I find the arguments for physical media tiresome. There will always be a certain section of the audience that will want the physical product for whatever reason (as someone who has moved house, frankly, too many times already in his life, the idea of carting around more discs makes me shake), but broadly it seems clear that audiences have moved on in how they want to consume something.
Gone are the days of sitting on your couch smashing through episodes of 24 or Arrested Development or Scrubs or The Wire. The convenience of not having to get up off the couch to put on another disc and remembering exactly which episode you are up to wins out. Also, the expense of physical media isn’t as appealing now that we have a superior choice with streaming.
But Downs and Statsky hit upon the important need for consumers to have access to these shows in perpetuity. The idea that exists by way of physical media is a lie – niche releases go out of print, hiking the price up so high that it puts it out of reach for most viewers anyway.
Viewers have taken a lot of archival into their own hands, downloading movies and TV shows, then storing them on hardware to access them by way of playforms like Plex. That’s certainly a better solution than just hoping your favourite forgotten show just turns up on Tubi one day.
What we do need is a better, more legal version of the Plex experience. The ability to purchase shows in a digital environment with safeguards in place that whatever files you have in your digital account remain your property (and it isn’t just a video license). As video resolution improves over time, studios can then upsell buyers to higher resolution versions.

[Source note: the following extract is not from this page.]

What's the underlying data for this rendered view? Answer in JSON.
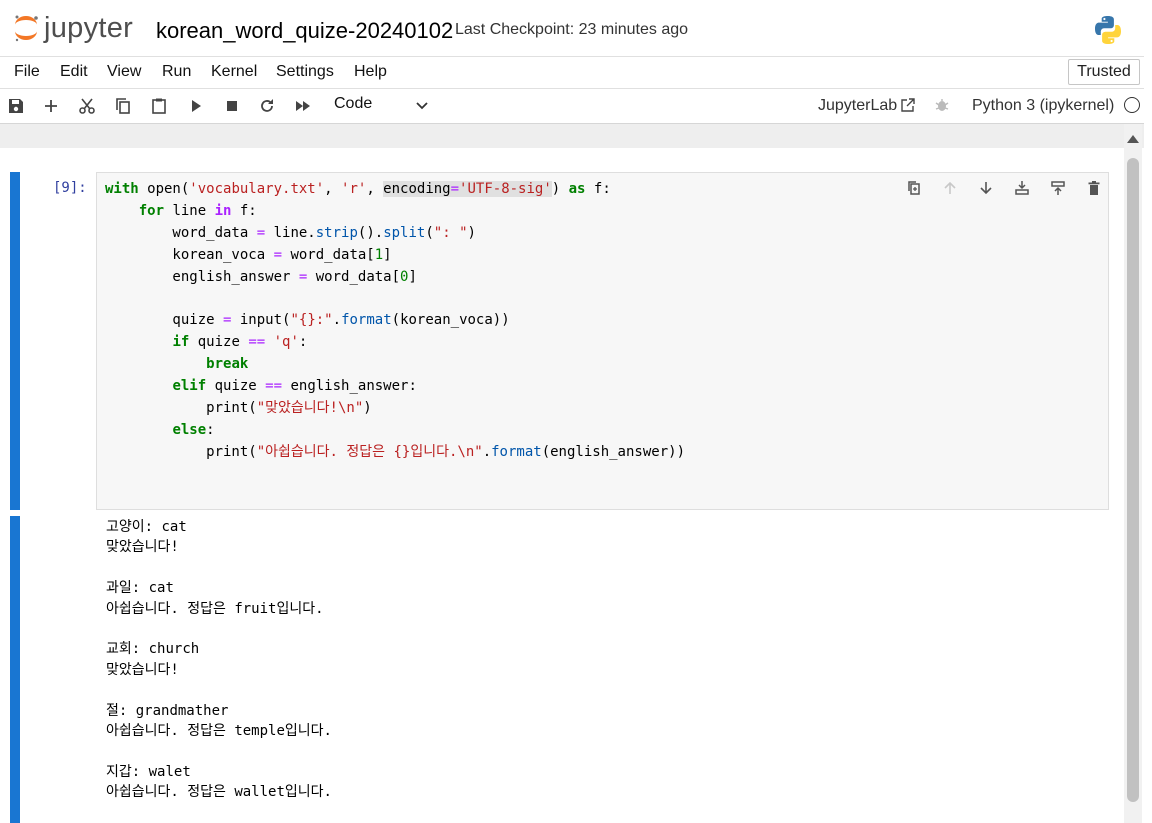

And like Plex, there needs to be a fediverse-style ability for users to move their library to different providers so that it isn’t tied to, say, the Apple ecosystem-system or Amazon’s in perpetuity.
Let’s stop wasting breath evangelising for physical media and instead lets focus on evolving the product that is purpose fit for the consumer and not Hollywood’s lawyers.
News Desk
There’s actually some fun, actual celebrities on the upcoming US Celebrity Wheel of Fortune. Read: thefutoncritic
Trailer Park
The Marked Woman debuts on Netflix June 5.
When a woman is found in a shipping container with no memory of who she is, two detectives race to figure out her identity - and who wants her dead.
President Curtis debuts on Adult Swim in July.